Taken from: https://realpython.com/introduction-to-python-generators/

# Creating Data Pipelines With Generators

Data pipelines allow you to string together code to process large datasets or streams of data without maxing out your machine’s memory.

To demonstrate how to build pipelines with generators, you’re going to analyze this file to get the total and average of all series A rounds in the dataset.

Let’s think of a strategy:

Read every line of the file.
Split each line into a list of values.
Extract the column names.
Use the column names and lists to create a dictionary.
Filter out the rounds you aren’t interested in.
Calculate the total and average values for the rounds you are interested in.
Normally, you can do this with a package like pandas, but you can also achieve this functionality with just a few generators

In [1]:
# Let's open the file using a comprehension generator

file_name = "techcrunch.csv"
lines = (line for line in open(file_name))

In [2]:
# Now let's have a comprehension generator that iterates through each line

list_line = (s.rstrip().split(",") for s in lines)

In [3]:
# This line is going to get the column names
cols = next(list_line)
print(cols)

['permalink', 'company', 'numEmps', 'category', 'city', 'state', 'fundedDate', 'raisedAmt', 'raisedCurrency', 'round']


In [4]:
# Creating dictionaries where the keys are the column names
company_dicts = (dict(zip(cols, data)) for data in list_line)

In [5]:
# Using a fourth generator to filter the funding round you want and pull raisedAmt as well

funding = (
    int(company_dict["raisedAmt"])
    for company_dict in company_dicts
    if company_dict["round"] == "a"
)

# Here the generator expression iterates through the results of company_dicts
# and takes the raisedAmt for any company_dict where the round key is "a"

In [6]:
# Up to this point we aren’t iterating through anything
# To iterate through the 4 generators we would need a for loop or other 
# iterative expression like sum()

total_series_a = sum(funding)

# Calling sum() now to iterates through the generators

In [7]:
print(f"Total series A fundraising: ${total_series_a}")

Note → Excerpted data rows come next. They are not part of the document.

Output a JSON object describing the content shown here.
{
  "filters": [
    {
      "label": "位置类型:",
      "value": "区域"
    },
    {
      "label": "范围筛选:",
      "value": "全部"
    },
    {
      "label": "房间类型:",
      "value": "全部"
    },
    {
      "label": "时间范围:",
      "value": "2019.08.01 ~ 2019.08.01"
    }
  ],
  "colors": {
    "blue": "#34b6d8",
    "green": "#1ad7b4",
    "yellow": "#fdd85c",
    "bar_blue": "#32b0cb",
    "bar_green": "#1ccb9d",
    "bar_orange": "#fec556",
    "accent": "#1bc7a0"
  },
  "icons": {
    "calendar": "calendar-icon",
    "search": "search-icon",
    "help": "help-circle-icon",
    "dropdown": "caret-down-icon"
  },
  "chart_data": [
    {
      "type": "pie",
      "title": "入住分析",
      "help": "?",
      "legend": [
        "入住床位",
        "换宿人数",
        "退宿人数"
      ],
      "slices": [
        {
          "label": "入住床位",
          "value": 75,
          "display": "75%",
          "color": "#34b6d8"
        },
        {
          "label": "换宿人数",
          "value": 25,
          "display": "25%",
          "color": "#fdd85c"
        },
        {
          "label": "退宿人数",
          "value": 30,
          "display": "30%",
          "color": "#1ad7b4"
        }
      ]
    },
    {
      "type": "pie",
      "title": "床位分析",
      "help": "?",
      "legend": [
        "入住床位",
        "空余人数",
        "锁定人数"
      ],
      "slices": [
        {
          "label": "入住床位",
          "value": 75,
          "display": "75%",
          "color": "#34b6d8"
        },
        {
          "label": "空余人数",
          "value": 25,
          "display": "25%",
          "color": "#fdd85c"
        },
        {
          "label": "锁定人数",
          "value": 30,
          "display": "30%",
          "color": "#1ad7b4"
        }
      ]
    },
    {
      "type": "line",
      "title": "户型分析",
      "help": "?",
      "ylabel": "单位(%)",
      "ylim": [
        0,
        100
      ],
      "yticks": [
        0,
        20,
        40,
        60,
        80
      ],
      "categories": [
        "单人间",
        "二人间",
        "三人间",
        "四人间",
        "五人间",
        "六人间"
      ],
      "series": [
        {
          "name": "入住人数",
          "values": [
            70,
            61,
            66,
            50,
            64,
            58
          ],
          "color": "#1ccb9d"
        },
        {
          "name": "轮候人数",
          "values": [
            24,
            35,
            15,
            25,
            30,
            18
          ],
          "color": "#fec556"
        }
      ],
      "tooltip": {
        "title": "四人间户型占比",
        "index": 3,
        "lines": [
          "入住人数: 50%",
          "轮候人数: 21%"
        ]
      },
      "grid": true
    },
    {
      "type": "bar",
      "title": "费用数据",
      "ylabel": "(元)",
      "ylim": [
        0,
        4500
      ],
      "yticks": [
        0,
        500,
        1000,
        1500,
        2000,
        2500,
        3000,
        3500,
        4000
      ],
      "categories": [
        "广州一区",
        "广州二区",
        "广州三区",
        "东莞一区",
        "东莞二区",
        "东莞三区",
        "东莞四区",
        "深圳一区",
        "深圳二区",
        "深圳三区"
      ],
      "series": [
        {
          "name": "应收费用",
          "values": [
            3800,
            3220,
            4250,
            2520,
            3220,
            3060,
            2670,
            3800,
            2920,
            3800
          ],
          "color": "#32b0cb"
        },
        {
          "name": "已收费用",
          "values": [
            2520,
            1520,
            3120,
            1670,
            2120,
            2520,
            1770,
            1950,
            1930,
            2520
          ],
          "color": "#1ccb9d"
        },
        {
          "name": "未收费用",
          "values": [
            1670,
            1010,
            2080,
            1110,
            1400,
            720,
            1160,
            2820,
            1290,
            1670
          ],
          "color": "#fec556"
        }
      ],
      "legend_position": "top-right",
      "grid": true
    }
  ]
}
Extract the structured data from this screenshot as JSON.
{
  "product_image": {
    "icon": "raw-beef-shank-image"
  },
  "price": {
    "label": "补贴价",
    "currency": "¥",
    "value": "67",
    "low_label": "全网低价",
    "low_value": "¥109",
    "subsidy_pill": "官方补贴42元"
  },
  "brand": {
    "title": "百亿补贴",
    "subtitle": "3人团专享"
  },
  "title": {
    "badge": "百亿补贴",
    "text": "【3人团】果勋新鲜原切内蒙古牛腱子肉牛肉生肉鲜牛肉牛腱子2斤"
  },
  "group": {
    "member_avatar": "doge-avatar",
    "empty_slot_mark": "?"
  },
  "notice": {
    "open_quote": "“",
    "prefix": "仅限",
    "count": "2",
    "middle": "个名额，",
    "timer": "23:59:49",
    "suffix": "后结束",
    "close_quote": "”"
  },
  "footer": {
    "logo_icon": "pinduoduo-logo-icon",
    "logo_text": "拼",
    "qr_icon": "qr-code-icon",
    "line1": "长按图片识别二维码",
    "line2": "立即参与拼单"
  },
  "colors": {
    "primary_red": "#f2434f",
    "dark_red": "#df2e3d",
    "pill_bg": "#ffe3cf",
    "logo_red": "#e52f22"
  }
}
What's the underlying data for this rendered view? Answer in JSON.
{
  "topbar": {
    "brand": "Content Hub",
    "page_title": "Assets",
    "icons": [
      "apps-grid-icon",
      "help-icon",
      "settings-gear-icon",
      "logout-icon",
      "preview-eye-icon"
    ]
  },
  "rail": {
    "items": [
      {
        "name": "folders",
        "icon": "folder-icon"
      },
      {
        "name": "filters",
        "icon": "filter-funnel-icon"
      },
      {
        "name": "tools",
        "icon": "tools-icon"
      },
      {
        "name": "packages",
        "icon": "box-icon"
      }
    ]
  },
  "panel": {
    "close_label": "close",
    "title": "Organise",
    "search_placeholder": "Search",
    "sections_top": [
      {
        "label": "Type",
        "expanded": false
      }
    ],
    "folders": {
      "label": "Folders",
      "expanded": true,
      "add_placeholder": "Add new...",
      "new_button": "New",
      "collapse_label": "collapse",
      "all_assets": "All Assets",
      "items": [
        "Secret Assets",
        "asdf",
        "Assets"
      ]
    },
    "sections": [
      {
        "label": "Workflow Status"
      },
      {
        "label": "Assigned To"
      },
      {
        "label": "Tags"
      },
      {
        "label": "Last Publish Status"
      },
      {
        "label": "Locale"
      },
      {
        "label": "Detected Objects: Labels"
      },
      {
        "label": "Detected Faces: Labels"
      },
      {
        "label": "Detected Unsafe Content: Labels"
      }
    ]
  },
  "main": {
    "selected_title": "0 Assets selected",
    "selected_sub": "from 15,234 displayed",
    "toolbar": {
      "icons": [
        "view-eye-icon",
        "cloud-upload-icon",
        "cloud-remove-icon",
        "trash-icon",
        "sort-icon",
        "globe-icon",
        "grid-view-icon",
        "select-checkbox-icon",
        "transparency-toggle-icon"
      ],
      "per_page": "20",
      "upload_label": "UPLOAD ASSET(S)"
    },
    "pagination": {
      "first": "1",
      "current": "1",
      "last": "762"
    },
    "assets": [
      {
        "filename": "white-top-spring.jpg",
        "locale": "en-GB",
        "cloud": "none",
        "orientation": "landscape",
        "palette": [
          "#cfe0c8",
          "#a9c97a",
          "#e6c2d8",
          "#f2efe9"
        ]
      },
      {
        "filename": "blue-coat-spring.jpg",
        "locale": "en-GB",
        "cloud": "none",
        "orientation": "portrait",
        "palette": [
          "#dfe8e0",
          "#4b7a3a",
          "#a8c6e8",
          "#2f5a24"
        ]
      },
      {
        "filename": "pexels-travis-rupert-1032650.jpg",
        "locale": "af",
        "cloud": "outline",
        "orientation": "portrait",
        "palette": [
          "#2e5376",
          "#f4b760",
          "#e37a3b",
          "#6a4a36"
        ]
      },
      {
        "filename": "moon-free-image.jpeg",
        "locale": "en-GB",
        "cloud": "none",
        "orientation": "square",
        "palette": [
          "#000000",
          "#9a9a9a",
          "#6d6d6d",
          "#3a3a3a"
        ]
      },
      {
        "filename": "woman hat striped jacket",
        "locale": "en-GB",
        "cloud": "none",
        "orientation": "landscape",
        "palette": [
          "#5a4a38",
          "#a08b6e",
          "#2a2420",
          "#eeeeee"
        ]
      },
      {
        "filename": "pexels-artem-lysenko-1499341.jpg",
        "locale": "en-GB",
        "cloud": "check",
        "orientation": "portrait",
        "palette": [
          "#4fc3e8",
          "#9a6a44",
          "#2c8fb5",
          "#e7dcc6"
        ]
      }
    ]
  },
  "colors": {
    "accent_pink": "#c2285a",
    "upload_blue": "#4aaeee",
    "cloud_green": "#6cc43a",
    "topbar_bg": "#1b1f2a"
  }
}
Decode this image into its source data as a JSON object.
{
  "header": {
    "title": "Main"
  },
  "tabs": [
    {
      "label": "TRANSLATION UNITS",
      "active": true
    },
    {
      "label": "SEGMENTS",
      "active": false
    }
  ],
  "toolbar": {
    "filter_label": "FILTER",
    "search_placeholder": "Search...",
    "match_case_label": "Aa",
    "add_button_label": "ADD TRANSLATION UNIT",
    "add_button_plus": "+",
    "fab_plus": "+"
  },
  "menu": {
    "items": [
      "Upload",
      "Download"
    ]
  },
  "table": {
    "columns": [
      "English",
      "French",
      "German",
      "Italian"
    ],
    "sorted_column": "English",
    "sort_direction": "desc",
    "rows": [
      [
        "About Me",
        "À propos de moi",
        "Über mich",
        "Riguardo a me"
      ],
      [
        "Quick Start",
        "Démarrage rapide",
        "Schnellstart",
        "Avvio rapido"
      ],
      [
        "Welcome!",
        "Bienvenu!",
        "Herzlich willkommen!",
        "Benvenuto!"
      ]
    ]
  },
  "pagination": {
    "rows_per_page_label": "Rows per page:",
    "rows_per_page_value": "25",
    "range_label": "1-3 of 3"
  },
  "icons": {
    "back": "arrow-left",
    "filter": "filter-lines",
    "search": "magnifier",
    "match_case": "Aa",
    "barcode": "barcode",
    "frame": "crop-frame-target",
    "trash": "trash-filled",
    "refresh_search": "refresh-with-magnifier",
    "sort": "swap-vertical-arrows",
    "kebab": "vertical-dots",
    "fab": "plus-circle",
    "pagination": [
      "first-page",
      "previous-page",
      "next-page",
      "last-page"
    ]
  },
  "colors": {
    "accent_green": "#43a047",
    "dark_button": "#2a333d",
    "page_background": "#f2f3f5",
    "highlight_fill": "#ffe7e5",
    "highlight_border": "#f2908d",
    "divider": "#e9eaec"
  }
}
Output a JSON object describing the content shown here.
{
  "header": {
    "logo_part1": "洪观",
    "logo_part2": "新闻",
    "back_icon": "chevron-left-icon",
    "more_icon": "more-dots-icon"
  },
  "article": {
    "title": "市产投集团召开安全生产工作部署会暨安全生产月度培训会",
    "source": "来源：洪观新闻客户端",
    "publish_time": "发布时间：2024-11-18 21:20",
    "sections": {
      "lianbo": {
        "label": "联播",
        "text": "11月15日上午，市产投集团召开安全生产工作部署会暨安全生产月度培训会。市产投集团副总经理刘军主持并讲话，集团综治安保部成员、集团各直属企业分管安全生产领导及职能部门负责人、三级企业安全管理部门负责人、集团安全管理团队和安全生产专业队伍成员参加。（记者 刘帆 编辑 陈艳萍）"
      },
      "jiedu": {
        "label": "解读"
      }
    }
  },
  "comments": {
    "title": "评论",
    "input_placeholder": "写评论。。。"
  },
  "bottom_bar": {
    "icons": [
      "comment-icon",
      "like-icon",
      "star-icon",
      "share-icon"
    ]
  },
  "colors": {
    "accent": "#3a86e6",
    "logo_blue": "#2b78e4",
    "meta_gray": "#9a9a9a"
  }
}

Total series A fundraising: $4376015000


This script pulls together every generator you’ve built, and they all function as one big data pipeline. Here’s a line by line breakdown:

* Line x reads in each line of the file.
* Line x splits each line into values and puts the values into a list.
* Line x uses next() to store the column names in a list.
* Line x creates dictionaries and unites them with a zip() call:
The keys are the column names cols from line 4.
The values are the rows in list form, created in line 3.
* Line x gets each company’s series A funding amounts. It also filters out any other raised amount.
* Line xx begins the iteration process by calling sum() to get the total amount of series A funding found in the CSV.
When you run this code on techcrunch.csv, you should find a total of $4,376,015,000 raised in series A funding rounds.